Before he wrote The Government Inspector, arguably the funniest play ever written in Russian, the writer Nikolai Gogol began another comedy called Marriage.
Gogol started the piece in 1833, but he was reluctant to submit the first draft for production. In the meantime, The Government Inspector had its premiere in 1836, with the czar himself in the audience. Marriage didn't have quite as lavish a reception, but it was performed in 1842 at the Aleksandrovsky Theatre in St. Petersburg.

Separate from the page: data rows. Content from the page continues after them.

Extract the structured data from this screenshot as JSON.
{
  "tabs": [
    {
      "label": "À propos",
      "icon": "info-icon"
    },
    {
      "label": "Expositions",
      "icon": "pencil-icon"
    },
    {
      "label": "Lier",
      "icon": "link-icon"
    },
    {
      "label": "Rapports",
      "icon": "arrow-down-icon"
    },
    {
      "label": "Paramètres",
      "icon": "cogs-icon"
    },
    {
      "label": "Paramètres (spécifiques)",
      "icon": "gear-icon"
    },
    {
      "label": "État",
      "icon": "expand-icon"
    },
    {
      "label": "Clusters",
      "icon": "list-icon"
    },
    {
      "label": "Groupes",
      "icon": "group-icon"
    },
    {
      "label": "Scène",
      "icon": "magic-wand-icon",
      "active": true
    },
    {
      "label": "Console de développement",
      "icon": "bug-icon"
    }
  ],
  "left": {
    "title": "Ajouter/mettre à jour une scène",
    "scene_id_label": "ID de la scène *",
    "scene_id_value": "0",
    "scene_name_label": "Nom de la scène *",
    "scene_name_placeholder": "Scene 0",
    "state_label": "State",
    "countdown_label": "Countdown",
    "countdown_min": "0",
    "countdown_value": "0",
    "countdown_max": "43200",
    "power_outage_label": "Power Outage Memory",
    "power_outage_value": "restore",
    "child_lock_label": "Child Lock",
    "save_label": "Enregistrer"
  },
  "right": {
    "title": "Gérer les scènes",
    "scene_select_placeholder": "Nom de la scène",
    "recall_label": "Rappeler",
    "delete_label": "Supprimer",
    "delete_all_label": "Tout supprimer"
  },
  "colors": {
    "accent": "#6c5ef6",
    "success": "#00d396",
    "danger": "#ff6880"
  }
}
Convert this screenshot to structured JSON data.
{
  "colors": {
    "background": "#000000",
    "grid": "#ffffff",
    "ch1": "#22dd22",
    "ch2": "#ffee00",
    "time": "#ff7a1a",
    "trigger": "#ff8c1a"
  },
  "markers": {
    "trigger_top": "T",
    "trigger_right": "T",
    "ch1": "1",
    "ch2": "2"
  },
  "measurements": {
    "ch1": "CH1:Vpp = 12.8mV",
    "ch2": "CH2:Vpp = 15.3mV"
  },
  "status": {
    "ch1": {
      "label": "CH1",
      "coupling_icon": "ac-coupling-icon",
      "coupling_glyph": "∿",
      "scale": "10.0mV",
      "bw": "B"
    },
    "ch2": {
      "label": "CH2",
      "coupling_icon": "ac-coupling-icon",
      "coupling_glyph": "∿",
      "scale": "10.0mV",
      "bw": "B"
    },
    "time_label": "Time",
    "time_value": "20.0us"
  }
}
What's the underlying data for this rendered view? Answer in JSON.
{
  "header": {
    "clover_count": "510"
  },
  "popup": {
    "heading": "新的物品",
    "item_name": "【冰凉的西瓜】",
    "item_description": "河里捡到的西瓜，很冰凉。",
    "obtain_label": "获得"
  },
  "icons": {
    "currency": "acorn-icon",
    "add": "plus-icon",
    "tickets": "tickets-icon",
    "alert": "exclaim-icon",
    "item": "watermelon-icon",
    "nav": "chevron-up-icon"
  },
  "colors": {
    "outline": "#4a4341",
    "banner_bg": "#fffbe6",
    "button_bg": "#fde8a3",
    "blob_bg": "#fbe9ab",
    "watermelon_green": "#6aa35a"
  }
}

The plot of the play is rather light, but it delights audiences with the comic characters it presents. The bachelor Podkolyosin begins the play by complaining that he has waited too long to get married. "Now I've gone and missed the marrying season again," he laments. Not wanting to put things off any further, he calls in the matchmaker, Fyokla, who offers him Agafya Tikhonovna as a potential bride.
Podkolyosin's recently wed friend Kochkaryov runs on and berates Fyokla for getting him married when he had been perfectly happy single. Once he learns that his friend is considering matrimony, however, Kochkaryov seems to think this is a great idea. (Perhaps this is because misery loves company!) He resolves to play matchmaker himself and get Podkolyosin married to Agafya without Fyokla's assistance.
The scene shifts to a room in Agafya's house, where Fyokla brings in a string of ridiculous suitors. Podkolyosin likes the young woman well enough at first, but when he hears some of the other men making negative remarks about her, he begins to rethink the whole thing. The curtain falls on the first act with Kochkaryov convincing his friend to get married so long as he can arrange things for him.
Those arrangements rise to a frantic pace, as Kochkaryov manages to eliminate all of the other suitors and get his friend some one-on-one time with the blushing beauty. Blushing is right, too, since neither one of them can think of much to say to each other. Kochkaryov pushes on, and manages to get both to agree to a wedding that very day.
In a classic example of cold feet, Podkolyosin ends up leaping from the window and running away rather than facing a hasty marriage. Poor Agafya is left alone in her wedding gown, and Fyokla gets the last word, shouting out a final I told you so....
Though Marriage with its large cast is not likely to be produced soon in the current pandemic environment, The Russian Arts Theatre and Studio will be performing a socially distanced adaptation of Gogol's short story The Overcoat starting at the end of next month. It should be a triumphant return of live performance to New York!